Annamalai was addressing a news conference in connection with the Coimbatore car bomb blast when journalists sought an apology.
The intolerance is clear. The BJP and right-wing organisations have been targeting journalists who question them and their ideology.
In July 2020, a right-wing YouTuber Maridhas lodged a complaint with the News 18 management, accusing certain journalists and editors, including Gunasekaran, the then editor, of supporting Dravidian ideologies and parties, including the DMK.
The complaint led to several journalists being asked to leave the organisation and resulted in protests by the media community in Chennai.
Annamalai’s latest outburst did not go down well with other political parties. The DMK Students’ Wing president R Rajiv Gandhi took to Twitter, condemning the BJP leader.
அண்ணாமலையிடம் கேள்வி கேட்ட தினத்தந்தி நிருபர் சஸ்பெண்ட் செய்யப்பட்டுள்ளார்!
கேள்விக்கு பதில் சொல்லுங்கள்…
அதை விட்டு உங்களின் அடாவடி புத்தியை தமிழ்நாட்டில் காட்டாதீர்..அரசியலில் தடம் தெரியாமல் வீழ்ந்து போவீர்!
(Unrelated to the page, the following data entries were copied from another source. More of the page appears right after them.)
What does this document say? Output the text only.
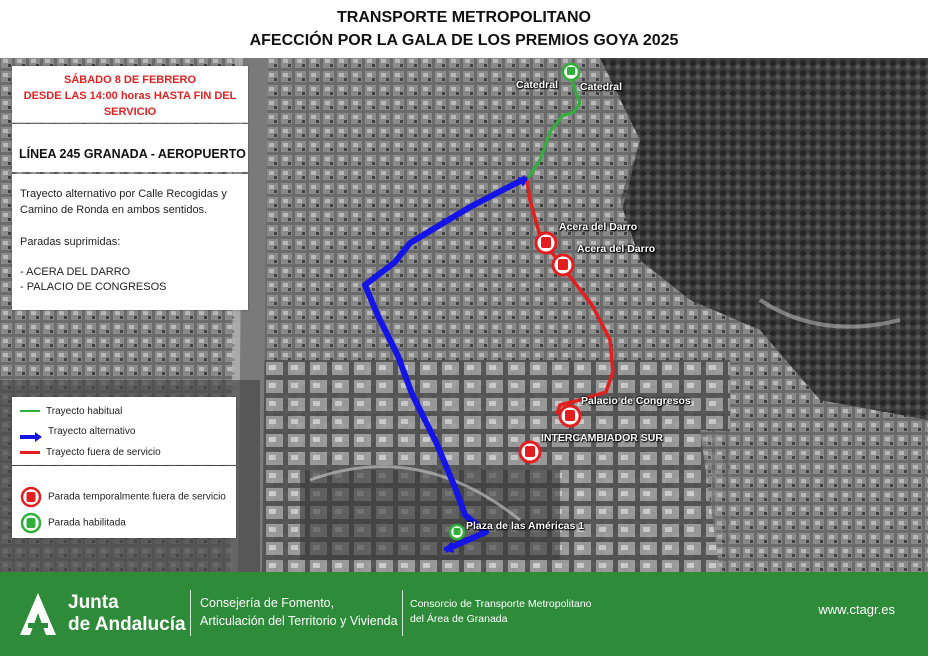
TRANSPORTE METROPOLITANO
AFECCIÓN POR LA GALA DE LOS PREMIOS GOYA 2025
Catedral Catedral
Acera del Darro
Acera del Darro
Palacio de Congresos
INTERCAMBIADOR SUR
Plaza de las Américas 1
SÁBADO 8 DE FEBRERO
DESDE LAS 14:00 horas HASTA FIN DEL
SERVICIO
LÍNEA 245 GRANADA - AEROPUERTO
Trayecto alternativo por Calle Recogidas y
Camino de Ronda en ambos sentidos.
Paradas suprimidas:
- ACERA DEL DARRO
- PALACIO DE CONGRESOS
Trayecto habitual
Trayecto alternativo
Trayecto fuera de servicio
Parada temporalmente fuera de servicio
Parada habilitada
Junta
de Andalucía
Consejería de Fomento,
Articulación del Territorio y Vivienda
Consorcio de Transporte Metropolitano
del Área de Granada
www.ctagr.es
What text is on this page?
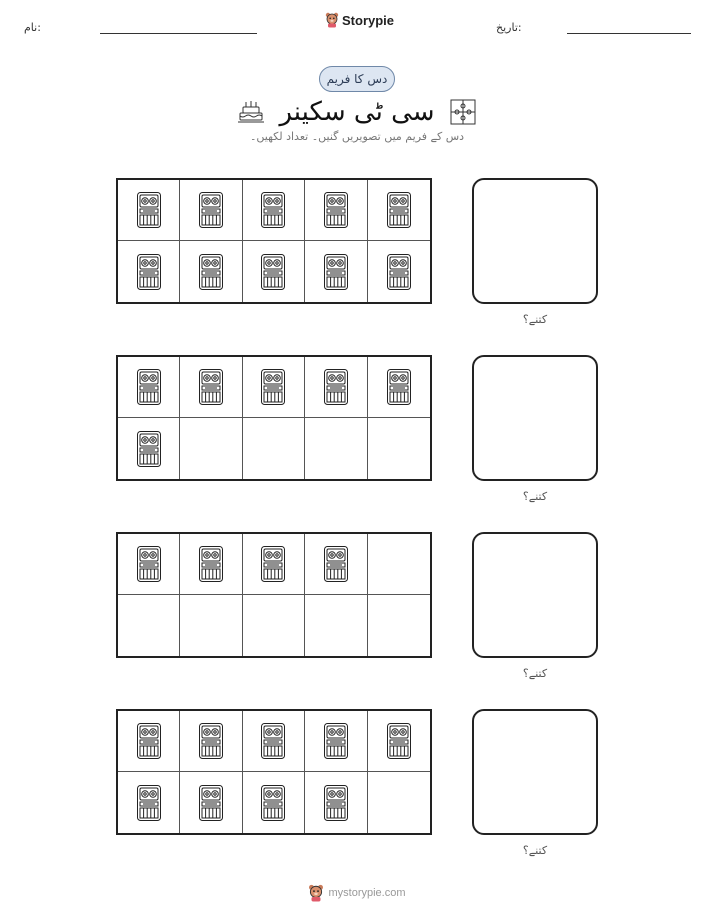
نام:	Storypie	تاریخ:
دس کا فریم
سی ٹی سکینر
دس کے فریم میں تصویریں گنیں۔ تعداد لکھیں۔
کتنے؟
کتنے؟
کتنے؟
کتنے؟
mystorypie.com
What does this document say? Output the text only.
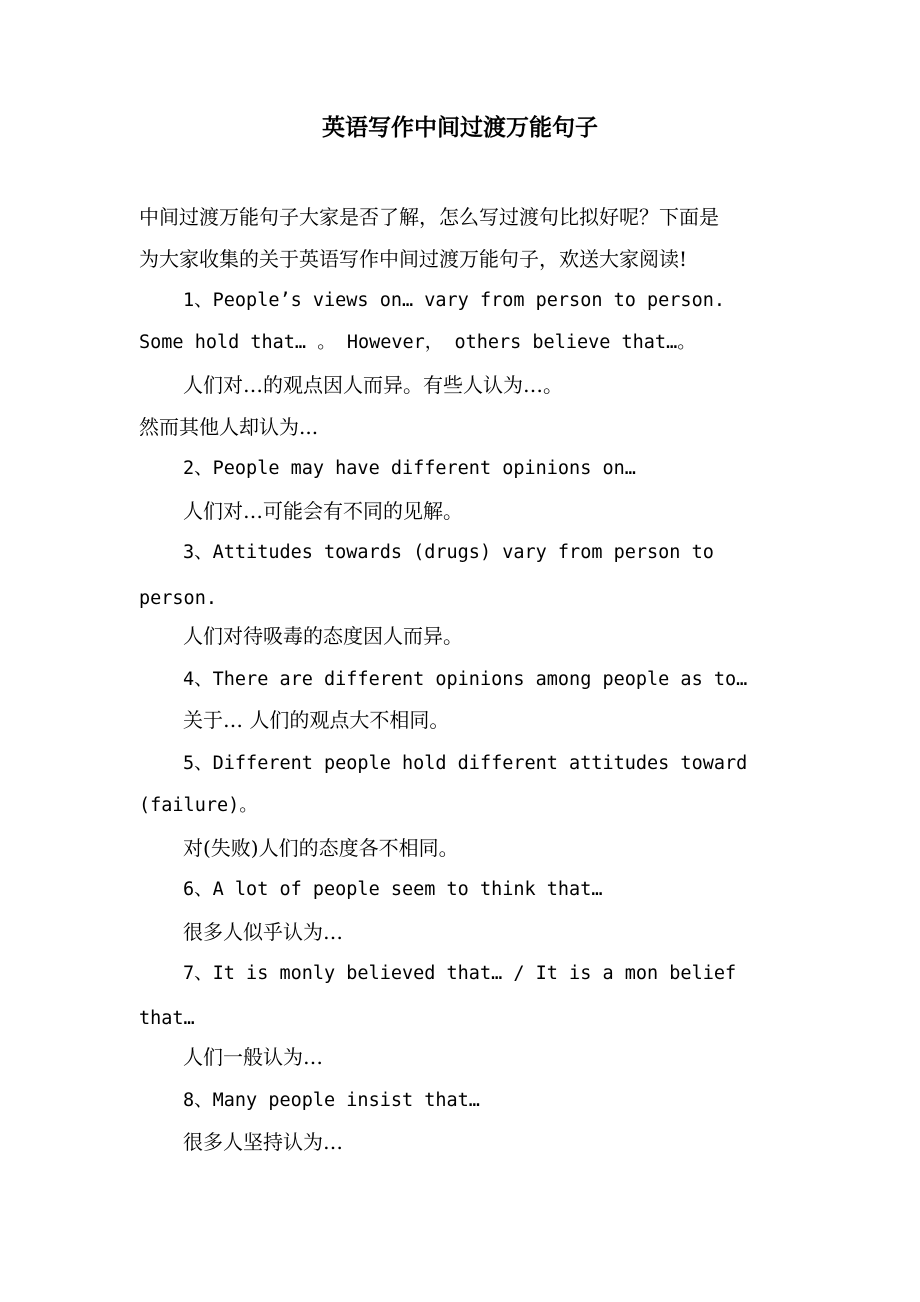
英语写作中间过渡万能句子
中间过渡万能句子大家是否了解，怎么写过渡句比拟好呢？下面是
为大家收集的关于英语写作中间过渡万能句子，欢送大家阅读!
1、People’s views on… vary from person to person.
Some hold that… 。 However， others believe that…。
人们对…的观点因人而异。有些人认为…。
然而其他人却认为...
2、People may have different opinions on…
人们对…可能会有不同的见解。
3、Attitudes towards (drugs) vary from person to
person.
人们对待吸毒的态度因人而异。
4、There are different opinions among people as to…
关于… 人们的观点大不相同。
5、Different people hold different attitudes toward
(failure)。
对(失败)人们的态度各不相同。
6、A lot of people seem to think that…
很多人似乎认为…
7、It is monly believed that… / It is a mon belief
that…
人们一般认为…
8、Many people insist that…
很多人坚持认为…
Mr Ex officer @annamalai_k— R.Rajiv Gandhi ✨ (@rajiv_dmk) June 29, 2023
“Answer the questions. Don’t show your rough-and-tumble attitude in Tamil Nadu,” Gandhi tweeted.
National Vice President of the All India Democratic Women’s Association (AIDWA) and the Central Committee Member of CPI(M) Vasuki Umanath condemned Annamalai for dragging the chief minister’s wife into the issue.
In her tweet, she questioned if this was the way Annamalai would speak about other parties.
“It is not healthy politics to talk about the women of the house while party leaders speak to the media,” she said.
அண்ணாமலை, ஊடக சந்திப்பில் திமுக வட்டாரம் என்றால் ஸ்டாலின் சொன்னாரா அவரது மனைவி துர்கா அம்மா சொன்னார்களா என்கிறார் இப்படித்தான் ஒவ்வொரு கட்சியை பற்றியும் கேட்பாரா? கட்சித் தலைவர்கள், ஊடக உரிமையாளர்கள் பற்றி பேசுகையில் அவர்கள் வீட்டு பெண்கள் குறித்து கோர்ப்பது ஆரோக்கியமான அரசியலா?